Mozilla is offering this week the 1.0 release of its WebVR API proposal for displaying virtual reality content in the browser.
The proposal features interfaces to VR hardware like sensors and head-mounted displays, aiding developers in building VR experiences, according to the editor's draft of WebVR. "Recent VR technology advances and community feedback have allowed us to improve the API to address developer needs," said Mozilla's Casey Yee, a virtual reality designer and developer, in a blog post. WebVR was co-developed by Mozilla technologies and Brandon Jones of the Google Chrome team.
The 1.0 specification includes VR-specific handling of device-rendering and display, the ability to traverse links between WebVR pages, and suitability for desktop and mobile experiences. Mozilla plans to include a stable implementation of the APIs in the Firefox Nightly test browser project sometime in the first half of 2016.
Virtual reality has recently come to be viewed as ready for enterprise business use for tasks like providing virtual 3D tours and simulated test drives.
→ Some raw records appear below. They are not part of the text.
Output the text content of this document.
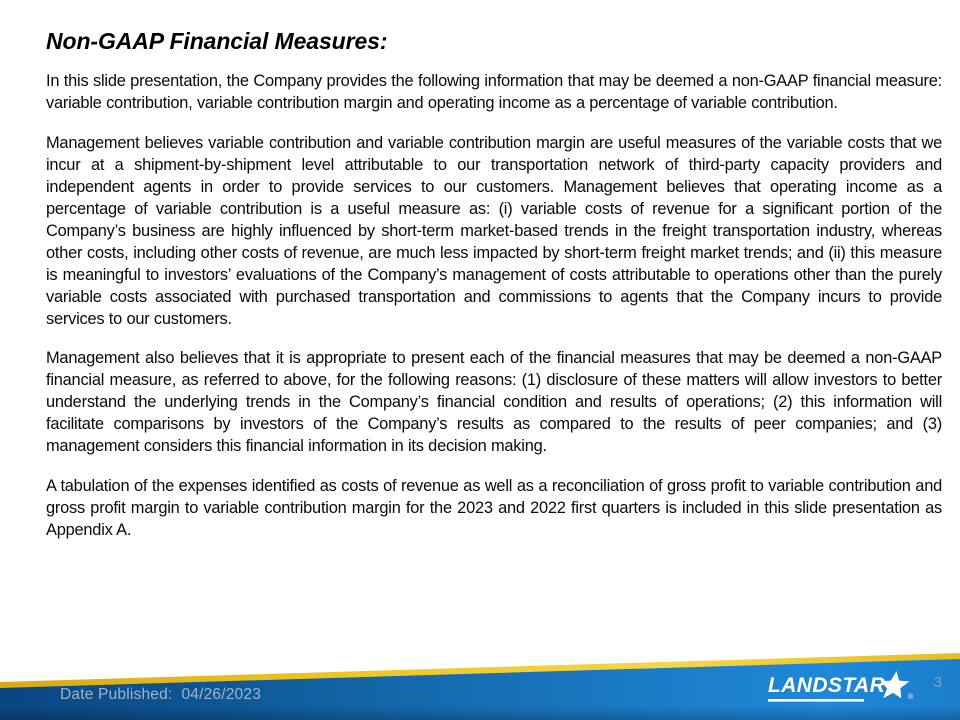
Non-GAAP Financial Measures:

In this slide presentation, the Company provides the following information that may be deemed a non-GAAP financial measure: variable contribution, variable contribution margin and operating income as a percentage of variable contribution.

Management believes variable contribution and variable contribution margin are useful measures of the variable costs that we incur at a shipment-by-shipment level attributable to our transportation network of third-party capacity providers and independent agents in order to provide services to our customers. Management believes that operating income as a percentage of variable contribution is a useful measure as: (i) variable costs of revenue for a significant portion of the Company’s business are highly influenced by short-term market-based trends in the freight transportation industry, whereas other costs, including other costs of revenue, are much less impacted by short-term freight market trends; and (ii) this measure is meaningful to investors’ evaluations of the Company’s management of costs attributable to operations other than the purely variable costs associated with purchased transportation and commissions to agents that the Company incurs to provide services to our customers.

Management also believes that it is appropriate to present each of the financial measures that may be deemed a non-GAAP financial measure, as referred to above, for the following reasons: (1) disclosure of these matters will allow investors to better understand the underlying trends in the Company’s financial condition and results of operations; (2) this information will facilitate comparisons by investors of the Company’s results as compared to the results of peer companies; and (3) management considers this financial information in its decision making.

A tabulation of the expenses identified as costs of revenue as well as a reconciliation of gross profit to variable contribution and gross profit margin to variable contribution margin for the 2023 and 2022 first quarters is included in this slide presentation as Appendix A.

Date Published:  04/26/2023	LANDSTAR
®
3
In elaborating on a newfound demand for VR, Yee said he expects 2016 to be a banner year for the technology, with VR products becoming available and software companies ramping up support. "The new medium has also driven demand for Web-enabled support from browser vendors," he said.
WebVR offers support for virtual reality devices like Oculus Rift in Web applications. The specification lets developers translate position and movement information from a headset into movement around a 3D scene, according to the Mozilla Developer Network.
In 2014, Mozilla set up a virtual reality Web site, MozVR, functioning with iOS and Android devices, Google Cardboard-compatible headsets, and the Oculus Rift headset. The site also has required a WebVR enabler add-on when using Firefox.